A questo si appiglia Galizia, che continua a non comprendere l’andamento a suo parere ondivago dei giudici, che, nel febbraio del 2015 avevano sancito, in un altro giudizio simile, anche che il «diritto al rimborso delle spese legali relative ai giudizi di responsabilità civile, penale o amministrativa a carico di dipendenti di amministrazioni statali o di Enti locali per fatti connessi all’espletamento del servizio o comunque all’assolvimento di obblighi istituzionali, conclusi con l’accertamento dell’esclusione della loro responsabilità, non compete all’Assessore comunale, né al Consigliere comunale o al Sindaco, non essendo configurabile tra costoro […] e l’Ente un rapporto di lavoro dipendente». Insomma non vi sarebbe la possibilità di applicare la disciplina privatistica del mandato.

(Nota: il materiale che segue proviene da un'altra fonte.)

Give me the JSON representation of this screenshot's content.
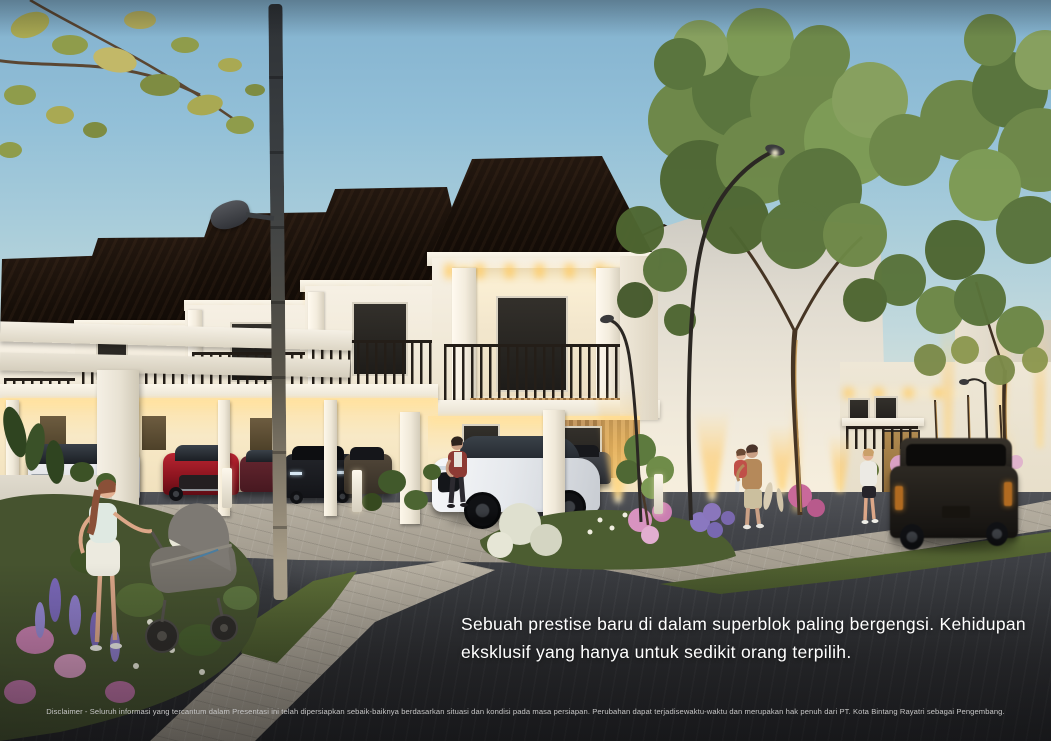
{
  "overlay": {
    "tagline": {
      "line1": "Sebuah prestise baru di dalam superblok paling bergengsi. Kehidupan",
      "line2": "eksklusif yang hanya untuk sedikit orang terpilih."
    },
    "disclaimer": "Disclaimer - Seluruh informasi yang tercantum dalam Presentasi ini telah dipersiapkan sebaik-baiknya berdasarkan situasi dan kondisi pada masa persiapan. Perubahan dapat terjadisewaktu-waktu dan merupakan hak penuh dari PT. Kota Bintang Rayatri sebagai Pengembang."
  },
  "scene": {
    "setting": "Dusk architectural rendering of a row of two-storey townhouses with black shingle mansard roofs, white facades and warm accent lighting",
    "developer_in_disclaimer": "PT. Kota Bintang Rayatri",
    "vehicles": [
      "white MPV in carport",
      "red SUV in carport",
      "maroon car in carport",
      "black SUV in carport",
      "bronze SUV in carport",
      "white electric SUV in carport",
      "gray car in carport",
      "black SUV driving on road"
    ],
    "people": [
      "woman pushing a stroller",
      "man standing beside white car",
      "man holding a child",
      "woman in white hoodie"
    ],
    "lighting": [
      "curved street lamps",
      "tall street light pole",
      "warm wall up-lights",
      "under-eave facade lights"
    ]
  },
  "palette": {
    "sky_top": "#82b1ce",
    "sky_horizon": "#f0ead8",
    "roof": "#170f09",
    "facade": "#f3eee3",
    "warm_light": "#ffd98a",
    "road": "#37393d",
    "tagline_text": "#ffffff",
    "disclaimer_text": "#c6c6c6"
  }
}
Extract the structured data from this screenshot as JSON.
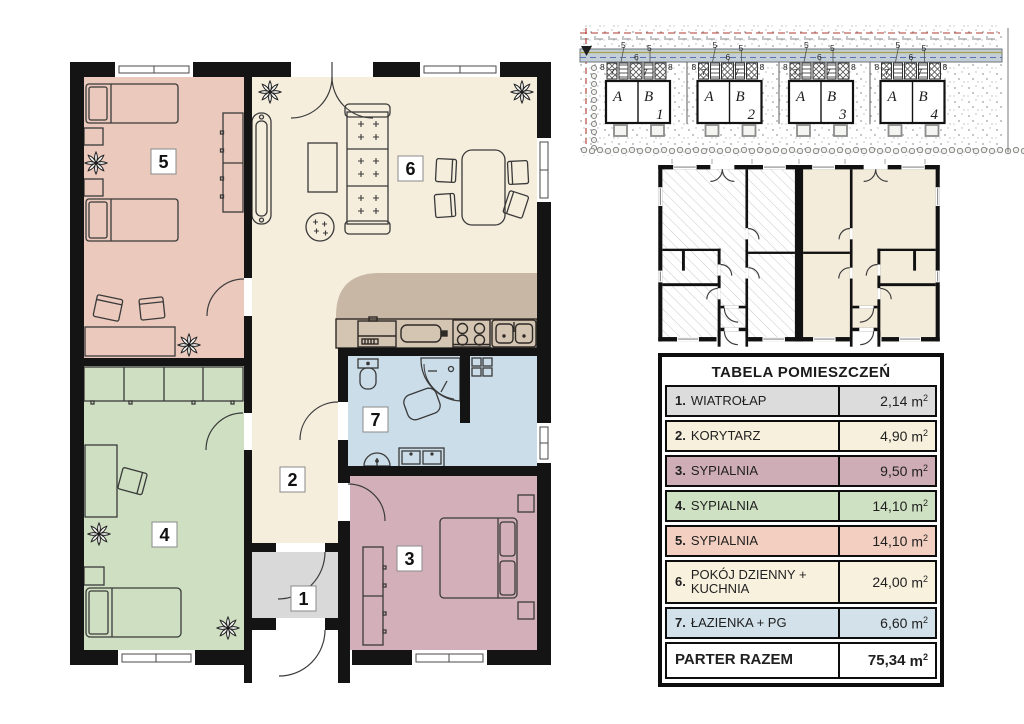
{
  "site_plan": {
    "buildings": [
      {
        "unit_a": "A",
        "unit_b": "B",
        "number": "1"
      },
      {
        "unit_a": "A",
        "unit_b": "B",
        "number": "2"
      },
      {
        "unit_a": "A",
        "unit_b": "B",
        "number": "3"
      },
      {
        "unit_a": "A",
        "unit_b": "B",
        "number": "4"
      }
    ],
    "callouts": {
      "c5": "5",
      "c6": "6",
      "c7": "7",
      "c8": "8"
    }
  },
  "floor_plan": {
    "room_numbers": [
      "1",
      "2",
      "3",
      "4",
      "5",
      "6",
      "7"
    ]
  },
  "table": {
    "title": "TABELA POMIESZCZEŃ",
    "unit_base": "m",
    "unit_sup": "2",
    "rows": [
      {
        "num": "1.",
        "name": "WIATROŁAP",
        "area": "2,14",
        "color": "#dcdcdc"
      },
      {
        "num": "2.",
        "name": "KORYTARZ",
        "area": "4,90",
        "color": "#f7f0dc"
      },
      {
        "num": "3.",
        "name": "SYPIALNIA",
        "area": "9,50",
        "color": "#cfadb7"
      },
      {
        "num": "4.",
        "name": "SYPIALNIA",
        "area": "14,10",
        "color": "#cfe1c3"
      },
      {
        "num": "5.",
        "name": "SYPIALNIA",
        "area": "14,10",
        "color": "#f2cfc0"
      },
      {
        "num": "6.",
        "name": "POKÓJ DZIENNY + KUCHNIA",
        "area": "24,00",
        "color": "#f8f1de"
      },
      {
        "num": "7.",
        "name": "ŁAZIENKA + PG",
        "area": "6,60",
        "color": "#d2e1ea"
      }
    ],
    "total": {
      "label": "PARTER RAZEM",
      "area": "75,34"
    }
  },
  "colors": {
    "wall": "#141414",
    "bedroom5": "#ebc9bd",
    "bedroom4": "#cfe0c2",
    "bedroom3": "#d3b0b9",
    "bathroom": "#cbdde9",
    "living": "#f5eedd",
    "kitchen": "#c9b7a5",
    "counter": "#d4c5b3",
    "entry": "#d9d9d9",
    "mini_cream": "#f3ecda"
  }
}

In buona sostanza, quindi, Galizia si chiede: «possibile sia io l’unico italiano a dover pagare le spese processuali dopo esser stato anche dichiarato decaduto?».
Il Sindaco Tommaso Depalma, dal canto suo, non ha voluto commentare la sentenza, limitandosi a dirci «mi rimetto a quanto stabilito dai giudici. Le sentenze vanno rispettate». Ha poi precisato ad altre testate che il Comune ed i contribuenti non hanno speso nulla.
L’amarezza di Galizia resta e si rafforza in lui la convinzione di aver subito una ingiustizia. Ma il suo carattere tenace non lo ha abbandonato. Conclusasi questa controversia, oggi è pronto nuovamente a scendere in campo. Ed in questo caso non vi sarà alcuna causa di incompatibilità.
Ovviamente la nostra redazione resta a disposizione per precisazioni di carattere tecnico. Come anticipato in precedenza, la sintesi giornalistica, in casi come questo, assai complessi, può essere nemica dell’esaustività. E di questo ci scusiamo semmai dovesse essersi verificato.